2) Although the NPS continues to plant corn in the “Cornfield” most of the “North Woods” and nearly all of the “East Woods” are gone. The NPS has now planted trees into these areas, so that in about 25-30 years it will look more like that conditions during the battle.
3) The most impressive feature of the battlefield and the one vivid memory that I have from our visit 10 years ago was the Sunken Road (Bloody Lane). Over the many years of traffic this road had eroded down to where it had banks 5 feet and more on either side. Along with the split rail fences this provided a perfect cover for the Confederate soldiers to hold off nearly 5 times the number of Union troops. This was true for about 3 hours until the Union troops were able to turn the right flank of the road and began to shoot down the road. They could hardly missing someone and the Confederates were in a deathtrap! I recommend climbing up the observation tower at the Sunken Road as it provides a very good perspective down along the Sunken Road and to give a better sense of the length of the battlefield since this was the center of the line.

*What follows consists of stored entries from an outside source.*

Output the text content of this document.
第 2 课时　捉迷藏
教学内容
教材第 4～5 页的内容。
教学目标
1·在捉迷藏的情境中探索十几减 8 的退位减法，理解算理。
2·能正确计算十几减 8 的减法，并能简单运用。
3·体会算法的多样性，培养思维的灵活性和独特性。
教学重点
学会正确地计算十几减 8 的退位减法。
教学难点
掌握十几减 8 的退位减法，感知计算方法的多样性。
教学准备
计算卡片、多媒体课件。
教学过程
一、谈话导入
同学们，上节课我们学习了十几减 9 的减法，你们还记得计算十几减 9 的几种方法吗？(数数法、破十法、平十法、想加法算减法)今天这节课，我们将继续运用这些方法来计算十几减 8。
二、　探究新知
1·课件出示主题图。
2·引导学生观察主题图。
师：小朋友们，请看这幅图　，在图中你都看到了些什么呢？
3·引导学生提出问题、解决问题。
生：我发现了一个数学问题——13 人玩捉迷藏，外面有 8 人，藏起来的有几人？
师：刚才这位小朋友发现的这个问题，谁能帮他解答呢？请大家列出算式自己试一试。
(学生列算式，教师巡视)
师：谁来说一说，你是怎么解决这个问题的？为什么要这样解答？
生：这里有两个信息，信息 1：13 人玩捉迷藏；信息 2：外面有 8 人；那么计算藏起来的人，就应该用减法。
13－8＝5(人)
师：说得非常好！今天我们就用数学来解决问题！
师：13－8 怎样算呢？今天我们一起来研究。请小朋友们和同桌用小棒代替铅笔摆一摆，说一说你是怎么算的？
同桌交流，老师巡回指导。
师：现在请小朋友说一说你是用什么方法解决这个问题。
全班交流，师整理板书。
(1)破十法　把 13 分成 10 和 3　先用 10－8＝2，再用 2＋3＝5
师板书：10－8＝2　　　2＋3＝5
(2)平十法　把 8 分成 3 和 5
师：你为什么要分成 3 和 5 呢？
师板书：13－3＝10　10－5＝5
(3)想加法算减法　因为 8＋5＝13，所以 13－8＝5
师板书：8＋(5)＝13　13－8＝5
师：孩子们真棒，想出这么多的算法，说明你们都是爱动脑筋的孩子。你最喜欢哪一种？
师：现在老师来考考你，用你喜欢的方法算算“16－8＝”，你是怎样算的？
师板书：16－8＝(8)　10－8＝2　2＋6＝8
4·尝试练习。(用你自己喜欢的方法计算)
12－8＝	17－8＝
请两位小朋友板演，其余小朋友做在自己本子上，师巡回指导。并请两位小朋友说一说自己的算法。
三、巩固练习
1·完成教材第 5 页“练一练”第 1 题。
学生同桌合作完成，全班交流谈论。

4) The Lower Bridge is notable for two reasons. First, is the bridge itself which is the original stone bridge across the creek and even has a sycamore tree on the east bank that was a young tree during the war (you can see it in the photographs taken just after the battle). Second, the bluff on the west bank that a very small force of Confederate forces held the bridge for just about the entire day. They probably would have held out except they ran low on ammunition causing the Union forces to finally storm across the bridge and drive them from the bluff.